If you were to spend five days in the hospital in a room with rent of Rs 6,000 when you were eligible for only Rs 5,000 per day, the shortfall will not be just Rs 5,000 (Rs 1,000 x 5 days).
It will be far higher due to the proportionate deduction clause, which ensures that several other charge heads – doctor’s consultation fees, operation theatre charges and so on – are linked to the room rent. Therefore, the claim amount that you are eligible for will be reduced proportionately.
In the same example, let’s say your final hospitalisation bill works out to Rs 1.5 lakh. Now, although it is lower than the sum insured, you may have to pay up to Rs 30,000 from your pocket because of the proportionate deduction clause. This is because the insurer will pass the claim only to the extent of Rs 1.2 lakh.

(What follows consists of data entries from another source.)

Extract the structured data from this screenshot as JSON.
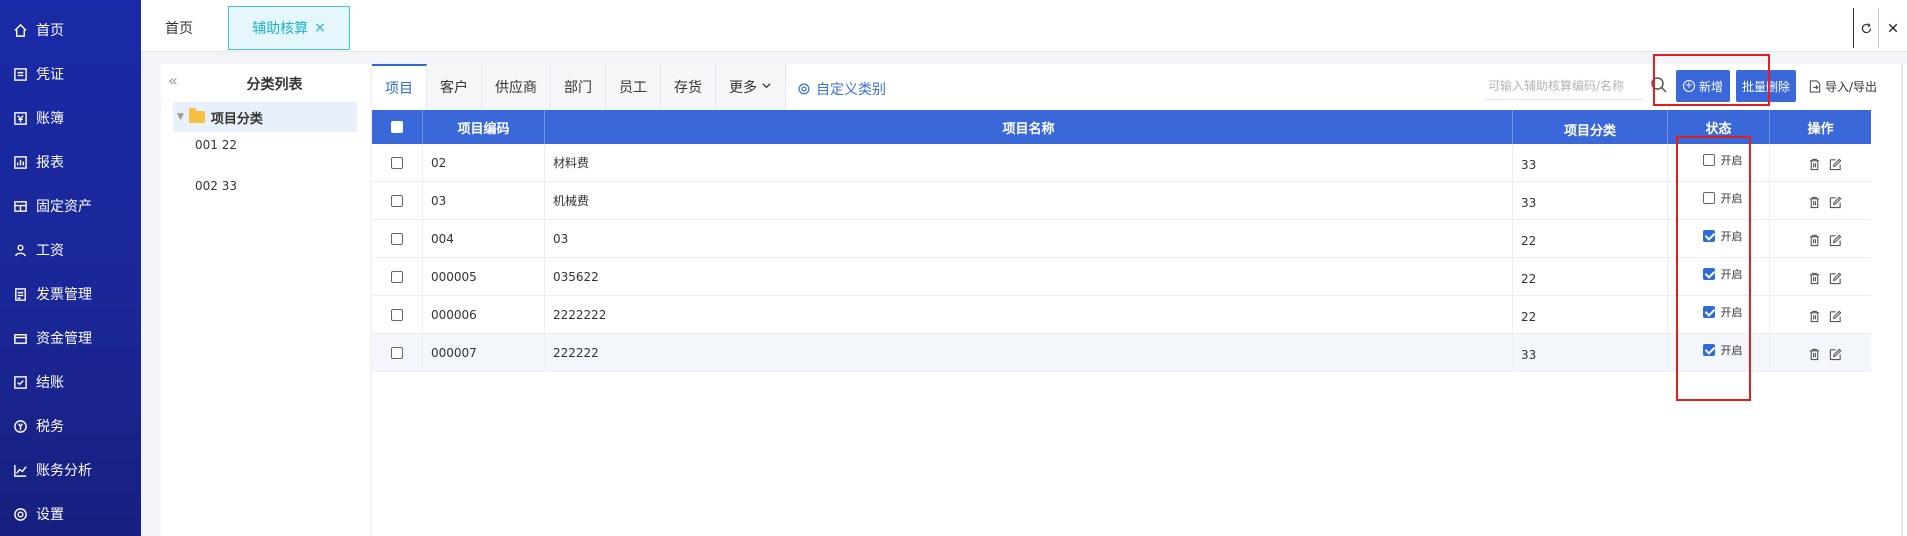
{
  "sidebar": {
    "items": [
      {
        "label": "首页",
        "icon": "home-icon"
      },
      {
        "label": "凭证",
        "icon": "voucher-icon"
      },
      {
        "label": "账簿",
        "icon": "ledger-icon"
      },
      {
        "label": "报表",
        "icon": "report-icon"
      },
      {
        "label": "固定资产",
        "icon": "asset-icon"
      },
      {
        "label": "工资",
        "icon": "salary-icon"
      },
      {
        "label": "发票管理",
        "icon": "invoice-icon"
      },
      {
        "label": "资金管理",
        "icon": "fund-icon"
      },
      {
        "label": "结账",
        "icon": "closing-icon"
      },
      {
        "label": "税务",
        "icon": "tax-icon"
      },
      {
        "label": "账务分析",
        "icon": "analysis-icon"
      },
      {
        "label": "设置",
        "icon": "settings-icon"
      }
    ]
  },
  "topbar": {
    "home_tab": "首页",
    "active_tab": "辅助核算",
    "close_glyph": "×"
  },
  "category": {
    "title": "分类列表",
    "root": "项目分类",
    "children": [
      "001 22",
      "002 33"
    ]
  },
  "subtabs": [
    "项目",
    "客户",
    "供应商",
    "部门",
    "员工",
    "存货",
    "更多"
  ],
  "custom_category": "自定义类别",
  "search": {
    "placeholder": "可输入辅助核算编码/名称"
  },
  "buttons": {
    "new": "新增",
    "batch_delete": "批量删除",
    "import_export": "导入/导出"
  },
  "table": {
    "headers": [
      "项目编码",
      "项目名称",
      "项目分类",
      "状态",
      "操作"
    ],
    "status_label": "开启",
    "rows": [
      {
        "code": "02",
        "name": "材料费",
        "category": "33",
        "enabled": false
      },
      {
        "code": "03",
        "name": "机械费",
        "category": "33",
        "enabled": false
      },
      {
        "code": "004",
        "name": "03",
        "category": "22",
        "enabled": true
      },
      {
        "code": "000005",
        "name": "035622",
        "category": "22",
        "enabled": true
      },
      {
        "code": "000006",
        "name": "2222222",
        "category": "22",
        "enabled": true
      },
      {
        "code": "000007",
        "name": "222222",
        "category": "33",
        "enabled": true
      }
    ]
  },
  "colors": {
    "sidebar": "#1a2aa6",
    "header": "#3b68d8",
    "accent": "#2f6bd8",
    "highlight": "#e21e1e",
    "active_tab": "#1fb3c9"
  }
}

Since your room rent is 20 percent higher than the policy cap, the claim amount for the associated expenses would be proportionately reduced by 20 percent. This calculation does not factor in expenses payable at actuals or the ones not linked to room rent.

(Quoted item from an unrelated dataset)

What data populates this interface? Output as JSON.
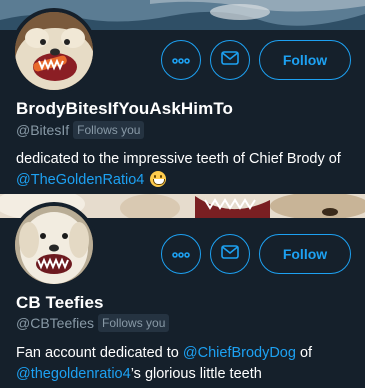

Policies with sub-limits are likely to be cheaper than those without this restriction, but the savings on premium outgo cannot justify the hassles that your or your family members are bound to face at the time of claim settlement.
If, in the example mentioned earlier, you believe you only have to pay up the difference in the daily rent, you would be committing the mistake that many do, resulting in heartburn and disputes with your insurer.
“We have had cases of policyholders telling us that when they decided to opt for a room upgrade, they weren’t informed that all room rent-linked expenses would be reduced proportionately,” says Chirag Nihalani, General Manager, Insurance Samadhan, a platform that helps policyholders get their grievances resolved.
“Room-rent caps can materially reduce claims payout if you stay in a room with rent higher than your eligibility. That's because insurers make deductions in room as well as some other non-room charges while paying the claim. The best option is to buy a policy that allows you to use any single room,” says Kapil Mehta, co-founder, Securenow.in.
Co-pay will mean partial claim settlement
This is yet another restrictive clause in health insurance policies that gets a thumbs down from MCSN Health Insurance Ratings. Such policies get no marks.
If your policy comes with a co-pay clause, you are required to share a part – typically 5 percent to 30 percent - of the approved claim burden before the health insurance company settles the balance claim.
And like policies with sub-limits, plans with co-pay clauses are also cheaper. But it is best to choose a policy without such restrictions to avoid claim hassles.“Some policyholders make the mistake of selecting policies with co-pay clauses while buying them online. They tick the box when asked if they want to opt for this clause and pay lower premiums without realising the implications at the time of claim settlement,” says Nihalani.